Wednesday, January 23, 2013

Flyover Country - By Micah Zenko

During the four-day siege of the In Amenas gas field, which culminated in an opaque takeover by the Algerian military that reportedly killed dozens, several pundits and journalists asked why the U.S. military did not send drones or special operations forces to free the hostages or kill the Islamist militants holding them. One CNN anchor asked Mike Rogers, who chairs the House Permanent Select Committee on Intelligence, "I'm curious as to your perceptions whether the U.S. is taking too much of a back seat." The following day, another CNN anchor seemed puzzled as to why Algeria would only permit the United States to fly unarmed drones over its territory, to which Pentagon correspondent Barbara Starr noted: "The U.S. view is that the Algerians would have to grant permission for U.S. troops, U.S. military force, to go in there."

CNN should not have been surprised. Neither the Bush nor Obama administrations received blanket permission to transit Algerian airspace with surveillance planes or drones; instead, they received authorization only on a case-by-case basis and with advance notice. According to journalist Craig Whitlock, the U.S. military relies on a fleet of civilian-looking unarmed aircraft to spy on suspected Islamist groups in North Africa, because they are less conspicuous -- and therefore less politically sensitive for host nations -- than drones. Moreover, even if the United States received flyover rights for armed drones, it has been unable to secure a base in southern Europe or northern Africa from which it would be permitted to conduct drone strikes; and presently, U.S. armed drones cannot be launched and recovered from naval platforms.

According to Hollywood movies or television dramas, with its immense intelligence collection and military strike capabilities, the United States can locate, track, and kill anyone in the world. This misperception is continually reinvigorated by the White House's, the CIA's, and the Pentagon's close cooperation with movie and television studios. For example, several years before the CIA even started conducting non-battlefield drone strikes, it was recommending the tactic as a plotline in the short-lived (2001-2003) drama "The Agency." As the show's writer and producer later revealed: "The Hellfire missile thing, they suggested that. I didn't come up with this stuff. I think they were doing a public opinion poll by virtue of giving me some good ideas." Similarly, as of November there were at least ten movies about the Navy SEALs in production or in theaters, which included so much support from the Pentagon that one film even starred active-duty SEALs.
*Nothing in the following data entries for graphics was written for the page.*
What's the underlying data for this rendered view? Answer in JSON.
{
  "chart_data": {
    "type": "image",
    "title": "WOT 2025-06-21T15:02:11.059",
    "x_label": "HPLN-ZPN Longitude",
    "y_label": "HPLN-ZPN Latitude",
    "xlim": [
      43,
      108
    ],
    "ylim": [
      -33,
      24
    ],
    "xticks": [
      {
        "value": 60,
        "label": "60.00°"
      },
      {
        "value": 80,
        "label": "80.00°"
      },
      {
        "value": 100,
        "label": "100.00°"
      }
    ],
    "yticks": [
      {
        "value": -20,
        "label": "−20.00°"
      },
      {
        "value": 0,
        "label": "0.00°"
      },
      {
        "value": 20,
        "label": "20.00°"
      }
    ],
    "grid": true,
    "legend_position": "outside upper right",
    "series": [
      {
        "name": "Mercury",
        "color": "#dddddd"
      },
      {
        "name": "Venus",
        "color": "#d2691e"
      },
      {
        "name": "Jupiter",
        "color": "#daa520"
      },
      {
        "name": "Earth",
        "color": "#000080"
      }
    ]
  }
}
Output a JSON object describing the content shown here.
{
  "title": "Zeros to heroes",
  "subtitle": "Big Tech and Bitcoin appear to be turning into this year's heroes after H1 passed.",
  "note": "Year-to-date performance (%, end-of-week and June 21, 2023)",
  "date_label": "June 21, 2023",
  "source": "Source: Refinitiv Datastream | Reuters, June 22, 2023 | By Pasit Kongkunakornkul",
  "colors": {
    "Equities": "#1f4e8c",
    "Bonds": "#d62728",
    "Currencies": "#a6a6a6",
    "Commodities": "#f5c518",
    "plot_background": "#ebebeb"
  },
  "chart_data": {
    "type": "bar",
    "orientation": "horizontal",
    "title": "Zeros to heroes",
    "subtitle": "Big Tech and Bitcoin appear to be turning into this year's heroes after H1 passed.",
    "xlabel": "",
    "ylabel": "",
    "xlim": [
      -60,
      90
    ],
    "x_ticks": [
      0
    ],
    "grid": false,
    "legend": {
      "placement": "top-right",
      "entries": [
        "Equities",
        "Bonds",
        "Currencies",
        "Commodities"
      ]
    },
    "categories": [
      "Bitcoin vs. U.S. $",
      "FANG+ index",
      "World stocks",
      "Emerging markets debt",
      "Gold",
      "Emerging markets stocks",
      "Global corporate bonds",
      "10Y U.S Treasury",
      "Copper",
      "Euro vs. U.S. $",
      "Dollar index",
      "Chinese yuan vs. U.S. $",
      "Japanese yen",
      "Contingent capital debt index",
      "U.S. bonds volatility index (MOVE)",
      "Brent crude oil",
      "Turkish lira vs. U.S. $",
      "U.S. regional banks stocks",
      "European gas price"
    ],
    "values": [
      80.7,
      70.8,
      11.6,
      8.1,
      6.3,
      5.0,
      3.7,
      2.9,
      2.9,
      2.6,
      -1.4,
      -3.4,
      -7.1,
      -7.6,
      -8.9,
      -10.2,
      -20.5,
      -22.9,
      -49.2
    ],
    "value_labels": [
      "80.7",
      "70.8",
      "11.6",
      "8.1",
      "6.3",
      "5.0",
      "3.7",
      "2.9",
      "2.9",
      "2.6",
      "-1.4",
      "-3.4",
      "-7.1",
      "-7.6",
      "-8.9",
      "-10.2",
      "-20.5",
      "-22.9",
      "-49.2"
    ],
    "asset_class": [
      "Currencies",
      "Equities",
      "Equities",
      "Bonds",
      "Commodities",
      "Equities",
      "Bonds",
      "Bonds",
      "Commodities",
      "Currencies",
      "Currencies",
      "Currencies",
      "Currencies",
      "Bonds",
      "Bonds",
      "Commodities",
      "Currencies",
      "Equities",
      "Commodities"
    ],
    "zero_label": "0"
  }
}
The Obama administration's lack of a military response in Algeria reflects how sovereign states routinely constrain U.S. intelligence and military activities. As the U.S. Air Force Judge Advocate General's Air Force Operations and the Law guidebook states: "The unauthorized or improper entry of foreign aircraft into a state's national airspace is a violation of that state's sovereignty.... Except for overflight of international straits and archipelagic sea lanes, all nations have complete discretion in regulating or prohibiting flights within their national airspace." Though not sexy and little reported, deploying CIA drones or special operations forces requires constant behind-the-scenes diplomacy: with very rare exceptions -- like the Bin Laden raid -- the U.S. military follows the rules of the world's other 194 sovereign, independent states.

These rules come in many forms. For example, basing rights agreements can limit the number of civilian, military, and contractor personnel at an airbase or post; what access they have to the electromagnetic spectrum; what types of aircraft they can fly; how many sorties they can conduct per day; when those sorties can occur and how long they can last; whether the aircraft can drop bombs on another country and what sort of bombs; and whether they can use lethal force in self-defense. When the United States led the enforcement of the northern no-fly zone over Iraq from the Incirlik Air Base in southern Turkey from 1991 to 2003, a Turkish military official at the rank of lieutenant colonel or higher was always on board U.S. Air Force AWACS planes, monitoring the airspace to assure that the United States did not violate its highly restrictive basing agreement.